Anouk Creusen is presently a diploma student at the Department of Earth Sciences of the Vrije Universiteit, Amsterdam. Her main field of interest is marine carbonate sedimentology.
Mateu Esteban is Consulting Geologist with Carbonates International, Iberia S.L., in Mallorca, Spain. Previously, he was Director of Geological Research of Erico Petroleum Information Ltd., in London, Staff Research Scientist with Amoco Production in Tulsa (Oklahoma), Research Associate in the Institute of Earth Sciences of Barcelona and Assistant Professor in the University of Barcelona.

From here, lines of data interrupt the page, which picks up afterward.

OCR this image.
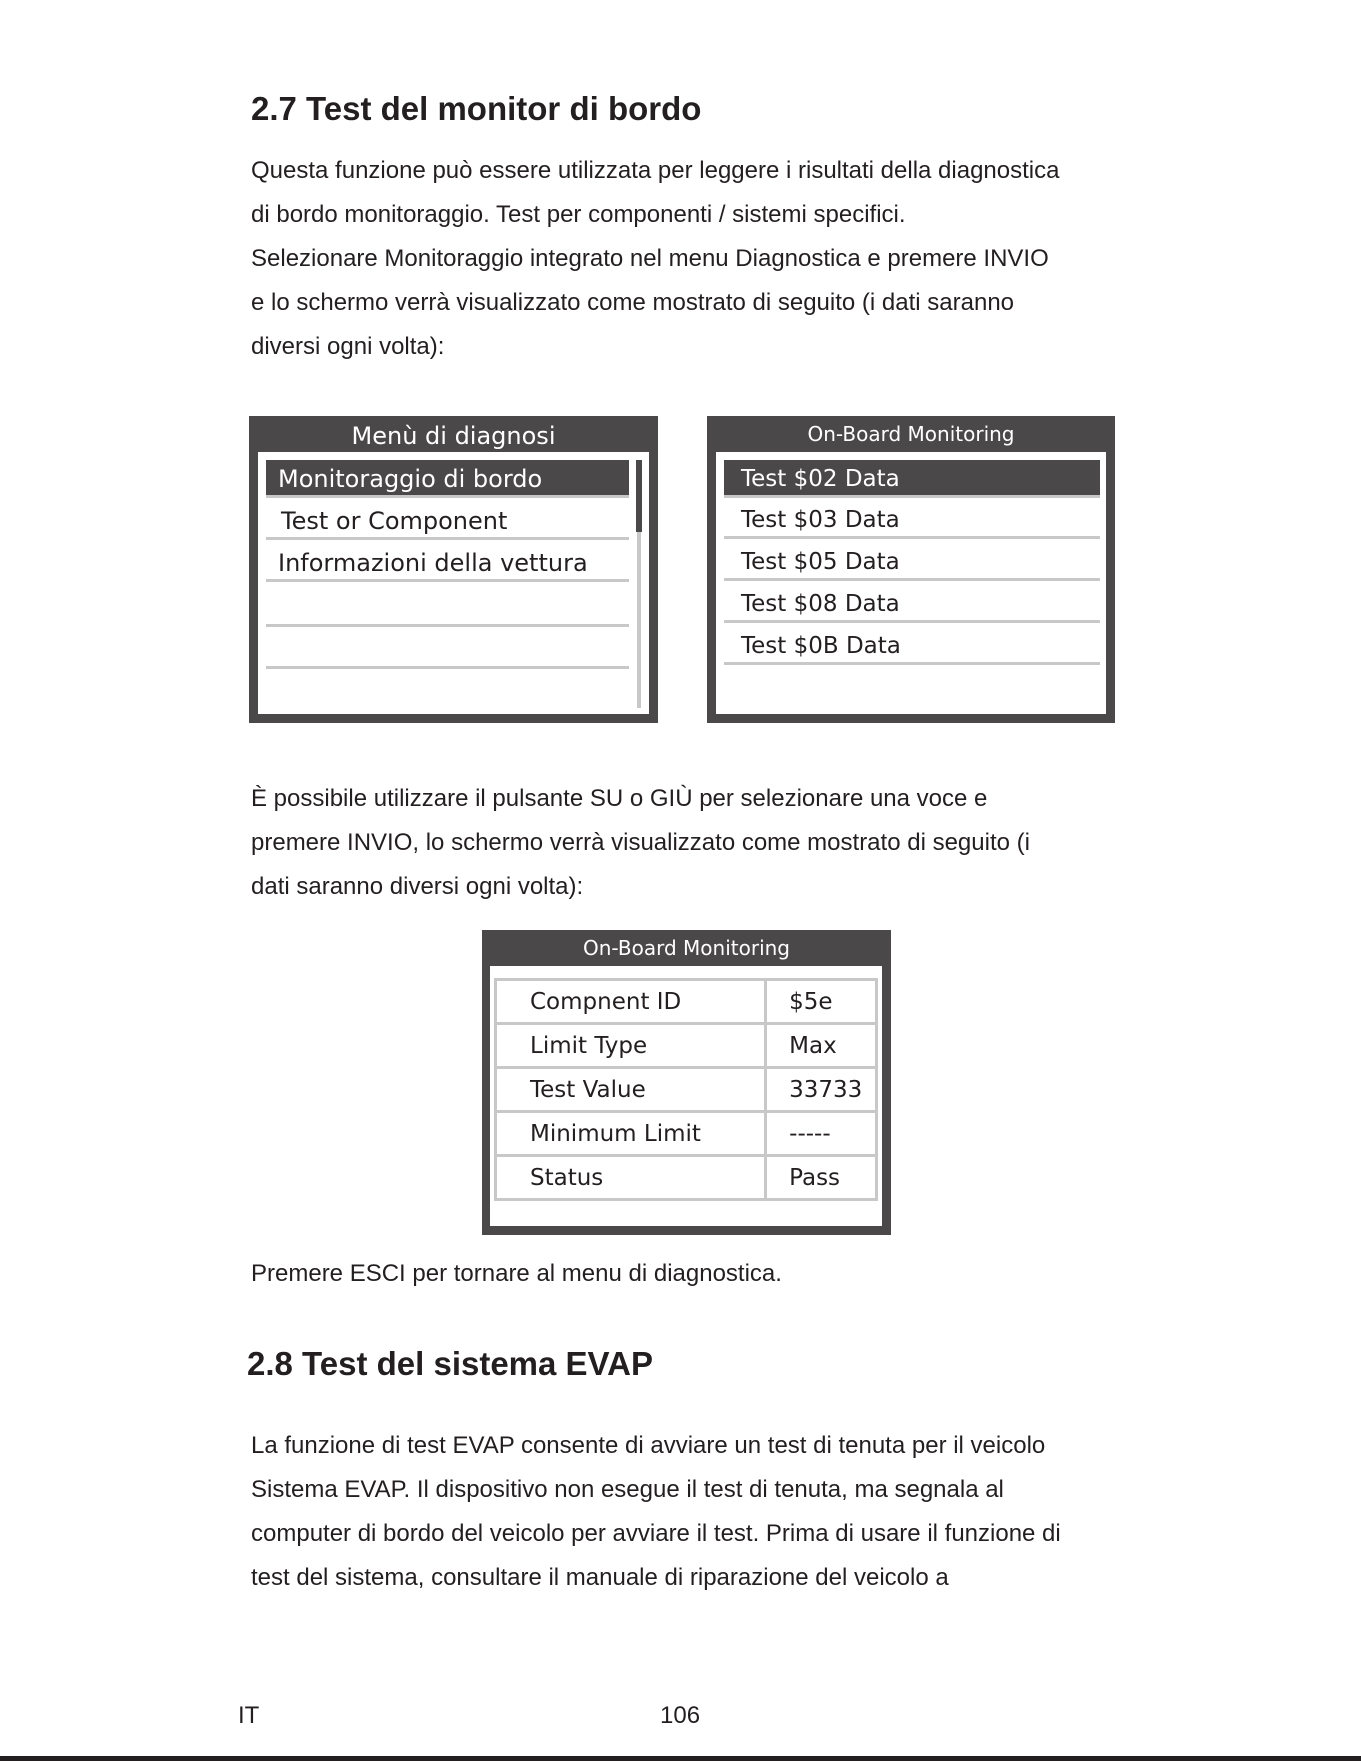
2.7 Test del monitor di bordo

Questa funzione può essere utilizzata per leggere i risultati della diagnostica

di bordo monitoraggio. Test per componenti / sistemi specifici.

Selezionare Monitoraggio integrato nel menu Diagnostica e premere INVIO

e lo schermo verrà visualizzato come mostrato di seguito (i dati saranno

diversi ogni volta):

Menù di diagnosi
Monitoraggio di bordo
Test or Component
Informazioni della vettura
On-Board Monitoring
Test $02 Data
Test $03 Data
Test $05 Data
Test $08 Data
Test $0B Data

È possibile utilizzare il pulsante SU o GIÙ per selezionare una voce e

premere INVIO, lo schermo verrà visualizzato come mostrato di seguito (i

dati saranno diversi ogni volta):

On-Board Monitoring
Compnent ID	$5e
Limit Type	Max
Test Value	33733
Minimum Limit	-----
Status	Pass

Premere ESCI per tornare al menu di diagnostica.

2.8 Test del sistema EVAP

La funzione di test EVAP consente di avviare un test di tenuta per il veicolo

Sistema EVAP. Il dispositivo non esegue il test di tenuta, ma segnala al

computer di bordo del veicolo per avviare il test. Prima di usare il funzione di

test del sistema, consultare il manuale di riparazione del veicolo a

IT	106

He was Visiting Scientist in the Universities of Liverpool, Miami and Wisconsin, and obtained his PhD from the University of Barcelona in 1973. Mateu was AAPG Distinguished Lecturer in 1987 and 1988 and received the AAPG Special Commendation Award in 1993. His main interests are Mesozoic and Tertiary carbonates, depositional and diagenetic reservoir models, unconformity analysis, paleosols, paleokarst reservoirs and burial diagenesis.
Hubert B. Vonhof received his MS and PhD from Vrije Universiteit, Amsterdam. His current research interests are strontium-isotope stratigraphy, and more generally the use of strontium, oxygen, and carbon isotopes in studies of skeletal growth increments of calcareous organisms. Hubert is presently in charge of the stable isotope laboratory at Vrije Universiteit.